Writing in the Journal of the National Cancer Institute, Connell et al., described how they utilized TNF receptor expression on vascular endothelium associated with brain metastases to selectively disrupt the BBB in these regions. Mice with experimentally induced brain metastases were treated with low dose TNF and subsequently 111 Indium labelled trastuzumab, also known as herceptin, (111In-BnDTPA-Tz); which does not normally cross the BBB.
Selective permeabilization of the BBB at the sites of metastases was determined using gadolinium-enhanced T1-weighted MRI and confirmed histochemically. Brain uptake of 111In-BnDTPA-Tz was determined using in vivo single photon emission computed tomography (SPECT). Isolated regions of increased SPECT signal were evident within the brain and associated histologically with sites of metastases. The team confirmed their results in an alternative model of metastases using a human breast cancer derived cell line MDA231BR-GFP.
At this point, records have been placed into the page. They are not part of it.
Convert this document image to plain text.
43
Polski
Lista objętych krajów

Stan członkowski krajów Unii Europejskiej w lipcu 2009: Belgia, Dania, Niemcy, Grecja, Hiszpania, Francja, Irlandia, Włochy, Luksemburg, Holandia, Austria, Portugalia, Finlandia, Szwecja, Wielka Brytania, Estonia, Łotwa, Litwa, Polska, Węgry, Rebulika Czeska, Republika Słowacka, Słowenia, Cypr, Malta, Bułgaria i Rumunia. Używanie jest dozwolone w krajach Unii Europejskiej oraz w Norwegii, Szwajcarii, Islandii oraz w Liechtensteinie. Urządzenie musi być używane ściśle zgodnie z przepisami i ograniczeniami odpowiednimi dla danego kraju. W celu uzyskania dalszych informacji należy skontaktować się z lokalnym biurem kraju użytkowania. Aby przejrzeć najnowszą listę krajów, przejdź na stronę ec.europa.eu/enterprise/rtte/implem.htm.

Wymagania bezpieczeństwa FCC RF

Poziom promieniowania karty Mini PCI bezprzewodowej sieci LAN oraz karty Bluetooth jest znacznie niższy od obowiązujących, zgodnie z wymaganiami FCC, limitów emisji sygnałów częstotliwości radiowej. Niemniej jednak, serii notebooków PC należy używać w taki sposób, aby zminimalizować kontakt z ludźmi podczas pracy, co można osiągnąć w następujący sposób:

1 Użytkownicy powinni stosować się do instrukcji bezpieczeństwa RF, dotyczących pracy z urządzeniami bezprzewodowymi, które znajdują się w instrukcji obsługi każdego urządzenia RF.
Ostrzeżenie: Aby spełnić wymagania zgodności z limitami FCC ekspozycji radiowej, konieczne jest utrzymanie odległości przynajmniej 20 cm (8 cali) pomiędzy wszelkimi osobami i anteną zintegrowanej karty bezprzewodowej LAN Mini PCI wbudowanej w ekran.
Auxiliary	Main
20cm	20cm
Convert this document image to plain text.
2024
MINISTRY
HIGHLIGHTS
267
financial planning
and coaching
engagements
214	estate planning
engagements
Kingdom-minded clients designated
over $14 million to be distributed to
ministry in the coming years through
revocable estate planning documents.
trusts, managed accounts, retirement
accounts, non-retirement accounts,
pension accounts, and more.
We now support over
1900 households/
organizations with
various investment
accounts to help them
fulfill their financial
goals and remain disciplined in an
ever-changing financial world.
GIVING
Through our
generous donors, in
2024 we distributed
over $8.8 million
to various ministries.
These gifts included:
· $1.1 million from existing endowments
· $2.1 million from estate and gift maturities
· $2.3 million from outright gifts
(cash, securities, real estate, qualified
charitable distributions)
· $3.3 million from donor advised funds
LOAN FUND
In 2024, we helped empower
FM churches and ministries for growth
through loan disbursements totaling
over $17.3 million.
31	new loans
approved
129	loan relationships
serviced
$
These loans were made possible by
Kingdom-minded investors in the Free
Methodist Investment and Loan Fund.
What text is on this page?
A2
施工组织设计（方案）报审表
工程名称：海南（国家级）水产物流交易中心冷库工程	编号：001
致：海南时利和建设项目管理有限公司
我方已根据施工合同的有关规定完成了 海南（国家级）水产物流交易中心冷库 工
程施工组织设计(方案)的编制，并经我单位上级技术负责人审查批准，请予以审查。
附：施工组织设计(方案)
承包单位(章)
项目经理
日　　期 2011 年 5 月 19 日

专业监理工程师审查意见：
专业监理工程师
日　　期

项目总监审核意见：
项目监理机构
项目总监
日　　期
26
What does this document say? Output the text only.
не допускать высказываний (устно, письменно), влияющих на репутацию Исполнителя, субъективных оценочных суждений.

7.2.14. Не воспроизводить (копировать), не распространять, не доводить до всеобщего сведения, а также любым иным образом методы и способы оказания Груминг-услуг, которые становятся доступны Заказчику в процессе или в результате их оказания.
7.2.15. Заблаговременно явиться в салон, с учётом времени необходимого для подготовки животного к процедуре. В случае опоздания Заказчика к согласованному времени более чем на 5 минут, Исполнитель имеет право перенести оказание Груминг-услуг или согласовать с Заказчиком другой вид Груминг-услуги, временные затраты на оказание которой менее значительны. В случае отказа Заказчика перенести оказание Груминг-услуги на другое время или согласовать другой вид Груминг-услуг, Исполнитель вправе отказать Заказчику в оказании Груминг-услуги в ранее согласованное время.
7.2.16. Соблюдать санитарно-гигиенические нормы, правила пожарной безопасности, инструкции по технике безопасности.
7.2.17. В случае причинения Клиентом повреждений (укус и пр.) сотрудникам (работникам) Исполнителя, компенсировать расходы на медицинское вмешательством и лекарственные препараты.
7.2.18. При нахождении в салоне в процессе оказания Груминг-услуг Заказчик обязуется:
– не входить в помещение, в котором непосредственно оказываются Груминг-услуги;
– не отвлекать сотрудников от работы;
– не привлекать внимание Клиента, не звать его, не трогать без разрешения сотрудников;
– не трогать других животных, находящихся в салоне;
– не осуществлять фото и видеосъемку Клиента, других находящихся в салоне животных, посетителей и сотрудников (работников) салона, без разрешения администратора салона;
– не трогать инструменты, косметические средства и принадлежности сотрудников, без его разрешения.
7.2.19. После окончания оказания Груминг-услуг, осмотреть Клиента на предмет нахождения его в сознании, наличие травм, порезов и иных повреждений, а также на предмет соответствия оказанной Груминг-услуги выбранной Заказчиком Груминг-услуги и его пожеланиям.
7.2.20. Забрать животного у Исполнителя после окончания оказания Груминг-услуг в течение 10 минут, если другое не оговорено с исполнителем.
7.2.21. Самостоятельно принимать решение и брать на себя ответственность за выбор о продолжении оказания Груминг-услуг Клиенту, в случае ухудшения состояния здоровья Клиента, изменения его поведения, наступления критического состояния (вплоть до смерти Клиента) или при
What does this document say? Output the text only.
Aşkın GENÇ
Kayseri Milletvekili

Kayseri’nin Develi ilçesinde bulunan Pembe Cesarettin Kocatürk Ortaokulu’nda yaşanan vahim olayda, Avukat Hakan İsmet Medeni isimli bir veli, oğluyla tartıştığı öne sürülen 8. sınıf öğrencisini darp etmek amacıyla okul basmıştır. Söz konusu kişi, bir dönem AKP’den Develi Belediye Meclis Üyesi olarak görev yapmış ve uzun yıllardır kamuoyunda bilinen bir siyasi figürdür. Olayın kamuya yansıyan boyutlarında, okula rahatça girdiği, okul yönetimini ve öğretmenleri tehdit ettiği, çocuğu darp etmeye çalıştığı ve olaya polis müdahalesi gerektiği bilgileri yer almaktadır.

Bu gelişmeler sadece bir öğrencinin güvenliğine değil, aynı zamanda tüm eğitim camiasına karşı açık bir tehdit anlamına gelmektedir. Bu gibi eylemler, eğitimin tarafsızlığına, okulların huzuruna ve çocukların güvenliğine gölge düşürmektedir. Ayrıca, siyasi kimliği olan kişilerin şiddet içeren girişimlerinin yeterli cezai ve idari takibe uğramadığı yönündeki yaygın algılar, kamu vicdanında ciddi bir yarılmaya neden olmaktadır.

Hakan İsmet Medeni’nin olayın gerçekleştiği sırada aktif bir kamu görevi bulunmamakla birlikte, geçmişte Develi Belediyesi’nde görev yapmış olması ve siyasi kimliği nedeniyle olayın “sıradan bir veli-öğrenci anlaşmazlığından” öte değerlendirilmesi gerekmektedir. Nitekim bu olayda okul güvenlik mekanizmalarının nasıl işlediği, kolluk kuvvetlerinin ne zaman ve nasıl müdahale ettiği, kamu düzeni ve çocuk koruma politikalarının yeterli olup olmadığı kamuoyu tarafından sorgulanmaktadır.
Nicola Sibson, said: “Treatments that work very well against the original site of the cancer lose their effectiveness when the cancer spreads to the brain – as these drugs are prevented from getting to the tumour because of the blood-brain-barrier. A number of attempts have been made to open up the BBB but they’ve all struggled because they’re either not specific enough to open the BBB only at the site of the tumour or not effective enough to allow the drug across to kill the cancer.”
The findings need to be confirmed in models that more closely reflect the situation in human cancer. However, they provide hope that the technique will enhance our ability to deliver anticancer drugs and diagnostic imaging agents to the brain.